I like changes in seasons, and one of my particular favorites is the arrival of fall. Here in Fort Worth we are still experiencing a change in the leaves (which has been quite dramatic this year) as recent north winds are blowing the leaves off their branches. Today as I was driving I was watching the flurry of leaves in the air and on the ground and reminded of one of the reasons I like fall. It is a time for cleaning out, whisking away the old, as one begins the winter wait for spring renewal.

In families there are similar ‘seasons.’ There is a time to allow the old to fall away, much like the leaves. These may be memories of past arguments, frustrations with a child’s defiance, or attempts to fix problems that have not worked. It may be time to allow grace to enter into the relationships and drop those issues from the family tree. Grace requires us to let the intensity of the issue to fade away so we no longer hang onto the emotional weight within the relationship. As a father and husband, I confess there are times I want to bring up past sins of my wife or daughters, and make sure that whatever was broken then is fixed now and forever. Usually these incidents only serve as alienating events or opportunities for a reminder of my own past transgressions.
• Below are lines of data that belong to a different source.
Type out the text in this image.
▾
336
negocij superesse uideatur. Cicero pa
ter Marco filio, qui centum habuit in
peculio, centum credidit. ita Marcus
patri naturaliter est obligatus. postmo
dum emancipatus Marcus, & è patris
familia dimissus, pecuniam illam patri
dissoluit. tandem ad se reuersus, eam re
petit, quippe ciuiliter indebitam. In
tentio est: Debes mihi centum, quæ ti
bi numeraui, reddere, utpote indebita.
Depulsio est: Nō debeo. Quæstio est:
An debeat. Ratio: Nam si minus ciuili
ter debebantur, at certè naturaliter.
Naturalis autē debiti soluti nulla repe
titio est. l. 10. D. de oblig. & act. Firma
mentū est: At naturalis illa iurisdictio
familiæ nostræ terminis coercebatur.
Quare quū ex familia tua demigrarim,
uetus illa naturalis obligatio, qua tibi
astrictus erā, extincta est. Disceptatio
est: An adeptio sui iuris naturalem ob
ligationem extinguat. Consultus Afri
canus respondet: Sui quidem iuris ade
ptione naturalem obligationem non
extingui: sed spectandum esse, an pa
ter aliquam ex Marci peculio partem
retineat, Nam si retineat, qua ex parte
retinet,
There are times we should choose to let the leaves of hurt, pain, frustration, anger, fear, sadness, and bitterness drop away; be swept by the winds of change and allow a season of waiting to settle in. Winter isn’t always pleasant. It can be lonely and cold. The waiting can be hard, but it is generally always followed by a springtime season of renewal and new growth. And the leaves of hurt or pain that we allowed to drop in fall have become fertilizer and nutrients for the new growth of spring.